See CAA’s guidelines to comply with law

Gov. Gavin Newsom on Tuesday signed Assembly Bill 1482, landmark legislation that will place an annual cap on rent increases and create new standards for evictions across California.

The signing of AB 1482, officially the Tenant Protection Act of 2019, marks the most significant policy change for California’s rental housing owners and tenants in a quarter century.

The bill, which comes from Assemblyman David Chiu, D-San Francisco, will limit annual rent increases at 5% plus the rate of inflation — which at present comes to about 8% — for much of the state’s multifamily housing stock. The bill also will apply “just cause” eviction policies to qualified housing across California.

When the law takes effect Jan. 1, California will become the second state in the nation to pass a statewide rent cap. Oregon passed a similar law earlier this year.

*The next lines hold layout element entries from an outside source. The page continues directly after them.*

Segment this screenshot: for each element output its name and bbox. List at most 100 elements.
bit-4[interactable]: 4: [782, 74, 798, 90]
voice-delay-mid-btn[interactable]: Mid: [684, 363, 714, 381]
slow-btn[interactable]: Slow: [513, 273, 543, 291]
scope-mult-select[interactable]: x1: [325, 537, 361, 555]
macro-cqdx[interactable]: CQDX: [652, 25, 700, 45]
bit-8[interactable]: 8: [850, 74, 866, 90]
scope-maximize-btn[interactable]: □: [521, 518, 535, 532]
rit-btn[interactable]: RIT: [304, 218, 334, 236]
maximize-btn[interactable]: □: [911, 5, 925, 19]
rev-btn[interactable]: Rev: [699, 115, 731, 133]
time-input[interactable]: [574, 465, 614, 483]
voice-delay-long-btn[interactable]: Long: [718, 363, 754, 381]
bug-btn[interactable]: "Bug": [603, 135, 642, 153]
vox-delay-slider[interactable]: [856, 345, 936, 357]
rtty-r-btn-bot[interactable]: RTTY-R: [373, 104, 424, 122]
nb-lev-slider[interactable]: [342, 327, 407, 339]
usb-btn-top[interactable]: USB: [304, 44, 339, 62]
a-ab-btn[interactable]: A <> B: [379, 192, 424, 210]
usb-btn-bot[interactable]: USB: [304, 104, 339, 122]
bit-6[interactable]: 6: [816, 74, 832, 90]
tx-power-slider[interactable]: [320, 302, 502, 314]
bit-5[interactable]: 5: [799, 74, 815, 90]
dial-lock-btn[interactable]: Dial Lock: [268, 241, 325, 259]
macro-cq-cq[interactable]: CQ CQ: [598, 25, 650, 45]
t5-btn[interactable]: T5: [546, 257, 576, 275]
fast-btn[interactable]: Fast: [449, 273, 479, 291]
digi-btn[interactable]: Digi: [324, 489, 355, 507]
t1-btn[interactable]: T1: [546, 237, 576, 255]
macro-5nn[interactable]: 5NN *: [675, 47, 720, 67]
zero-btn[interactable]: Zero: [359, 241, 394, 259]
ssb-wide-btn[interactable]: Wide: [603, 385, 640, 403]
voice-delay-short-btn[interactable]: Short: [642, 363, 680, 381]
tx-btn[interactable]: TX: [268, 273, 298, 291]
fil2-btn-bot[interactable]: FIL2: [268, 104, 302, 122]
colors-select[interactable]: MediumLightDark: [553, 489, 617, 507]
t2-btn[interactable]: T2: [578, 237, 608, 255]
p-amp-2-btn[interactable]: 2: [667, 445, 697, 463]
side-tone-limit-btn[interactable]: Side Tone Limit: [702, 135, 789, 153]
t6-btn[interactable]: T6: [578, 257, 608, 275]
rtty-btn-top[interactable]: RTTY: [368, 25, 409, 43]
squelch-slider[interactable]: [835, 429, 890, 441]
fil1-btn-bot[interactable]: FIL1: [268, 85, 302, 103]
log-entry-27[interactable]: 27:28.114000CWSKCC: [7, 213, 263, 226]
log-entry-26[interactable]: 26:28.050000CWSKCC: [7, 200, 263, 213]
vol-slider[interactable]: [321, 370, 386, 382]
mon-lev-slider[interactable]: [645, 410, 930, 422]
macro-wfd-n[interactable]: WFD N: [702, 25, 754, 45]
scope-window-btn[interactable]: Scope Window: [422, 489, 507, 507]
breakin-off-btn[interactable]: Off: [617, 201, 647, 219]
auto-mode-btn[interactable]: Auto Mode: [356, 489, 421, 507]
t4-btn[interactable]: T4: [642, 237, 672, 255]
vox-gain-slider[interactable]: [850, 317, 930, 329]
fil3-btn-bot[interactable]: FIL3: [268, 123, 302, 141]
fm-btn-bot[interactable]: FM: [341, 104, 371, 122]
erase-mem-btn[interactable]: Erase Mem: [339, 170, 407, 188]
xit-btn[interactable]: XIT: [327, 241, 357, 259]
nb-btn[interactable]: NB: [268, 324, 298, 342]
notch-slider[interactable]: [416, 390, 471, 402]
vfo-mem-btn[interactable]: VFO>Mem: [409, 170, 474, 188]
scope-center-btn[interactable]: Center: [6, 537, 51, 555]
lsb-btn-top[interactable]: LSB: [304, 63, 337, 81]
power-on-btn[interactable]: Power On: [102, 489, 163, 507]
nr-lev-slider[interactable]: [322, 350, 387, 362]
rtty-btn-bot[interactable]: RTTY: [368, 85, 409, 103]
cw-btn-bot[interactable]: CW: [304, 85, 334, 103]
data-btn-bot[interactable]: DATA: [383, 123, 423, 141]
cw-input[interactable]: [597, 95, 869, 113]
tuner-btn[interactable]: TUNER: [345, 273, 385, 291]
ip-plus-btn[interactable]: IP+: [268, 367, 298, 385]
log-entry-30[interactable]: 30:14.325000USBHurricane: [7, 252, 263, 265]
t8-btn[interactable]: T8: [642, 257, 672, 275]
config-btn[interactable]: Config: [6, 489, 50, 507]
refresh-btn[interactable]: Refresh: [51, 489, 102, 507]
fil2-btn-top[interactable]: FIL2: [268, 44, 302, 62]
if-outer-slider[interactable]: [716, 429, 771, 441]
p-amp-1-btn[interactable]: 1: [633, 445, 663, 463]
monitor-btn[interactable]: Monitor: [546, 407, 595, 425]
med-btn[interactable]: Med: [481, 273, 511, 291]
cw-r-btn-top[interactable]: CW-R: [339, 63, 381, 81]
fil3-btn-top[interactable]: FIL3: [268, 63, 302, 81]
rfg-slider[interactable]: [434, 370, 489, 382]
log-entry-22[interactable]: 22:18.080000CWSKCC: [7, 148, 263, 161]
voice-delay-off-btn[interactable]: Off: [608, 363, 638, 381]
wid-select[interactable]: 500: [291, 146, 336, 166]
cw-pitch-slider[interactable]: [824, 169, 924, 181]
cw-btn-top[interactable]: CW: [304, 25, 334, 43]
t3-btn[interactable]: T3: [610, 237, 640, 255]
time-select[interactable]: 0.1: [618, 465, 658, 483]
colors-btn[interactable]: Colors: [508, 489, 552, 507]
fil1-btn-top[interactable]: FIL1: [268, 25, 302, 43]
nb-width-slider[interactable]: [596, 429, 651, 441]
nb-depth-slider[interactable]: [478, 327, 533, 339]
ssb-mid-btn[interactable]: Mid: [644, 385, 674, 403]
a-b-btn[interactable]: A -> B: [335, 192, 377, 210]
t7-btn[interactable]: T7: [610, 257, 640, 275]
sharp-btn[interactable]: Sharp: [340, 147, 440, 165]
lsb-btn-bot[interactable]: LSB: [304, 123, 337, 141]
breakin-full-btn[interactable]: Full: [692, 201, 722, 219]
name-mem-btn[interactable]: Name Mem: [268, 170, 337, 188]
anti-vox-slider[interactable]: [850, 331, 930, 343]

AB 1482 will remain in effect until 2030 and will affect an estimated 2.4 million apartments.

Gov. Gavin Newsom

It accounts for the most sweeping policy change for California’s rental housing industry since 1995, when the Costa-Hawkins Rental Housing Act stopped cities and counties from imposing extreme forms of rent control at the local level.  

With AB 1482 on the books, rent control in California will come in two flavors – the statewide rent cap under AB 1482, and locally administered rent control laws regulated under Costa-Hawkins.

For the most part, AB 1482’s rent cap will affect properties that are 15 years of age or older, contain two units or more, and are not already subject to local rent control ordinances under Costa-Hawkins.

AB 1482 will exempt single-family homes, townhouses and condos, except when owned by corporations or Real Estate Investment Trusts. It also will exempt duplexes when one unit is occupied by the owner.

Local rent control laws will carry on as usual, without interference from AB 1482, and Costa-Hawkins will continue to limit their application to apartments built before 1995 or an earlier date in some cities.

In such jurisdictions, AB 1482 will apply only to housing that both qualifies for the statewide rent cap and has been excluded from local rent control under Costa-Hawkins.

In San Francisco, for example, the city’s rent control ordinance will continue to cover multifamily housing built before June 1979, a date regulated under Costa-Hawkins. Apartments and corporate owned single-family homes built between June 1979 and 2005 will fall under AB 1482’s rent cap. Apartments and corporate owned single-family homes built after 2005 will have no rent cap until they turn 15 years old and qualify for AB 1482.

The California Apartment Association negotiated for a number of amendments to make AB 1482 less problematic to the industry. Amendments include:

Housing exempted for 15 years: Thanks to a CAA amendment, housing will be exempt from the bill’s rent cap and “just cause” eviction provisions until they are 15 years old. The bill previously was set to exempt buildings for only 10 years. With the longer exemption, CAA has helped to mitigate the bill’s impact on future development of rental housing.

Cities can’t lower AB 1482’s cap: CAA ensured that local governments cannot lower AB 1482’s rent cap, 5% plus CPI, for housing covered by the state legislation. Note, however, that AB 1482 does not apply to housing regulated by local rent control ordinances and the Costa-Hawkins Rental Housing Act. Cities and counties can continue to pass local rent control laws under Costa-Hawkins and set rent caps at any level they choose; they just cannot touch the rent cap and buildings that fall under AB 1482.   

Vacancy decontrol strengthened: When a tenant moves out of a unit regulated by AB 1482, the owner will be allowed to adjust the new rent to market and then resume conforming to CPI plus 5%.

“Just cause” provisions improved: Under AB 1482, owners would still be able to evict tenants for: 

  • Nonpayment of rent
  • A breach of the material term of the lease
  • Nuisance, waste, unlawful, or criminal activity
  • Refusal to sign a written extension or renewal of the lease
  • Assigning or subletting
  • Refusal to allow the owner to enter the unit
  • The owner moving themselves or family into a unit
  • To substantially renovate
  • To go out of business altogether.

The just-cause provisions will kick in after 12 months of the tenancy, however, if the renter takes a roommate within the first 24 months, the clock will reset. Just cause then will not apply until all renters in the unit have been in place for a full year or at least one tenant has continually occupied the unit for 24 months or more. The just-cause provisions would apply to all housing covered by AB 1482.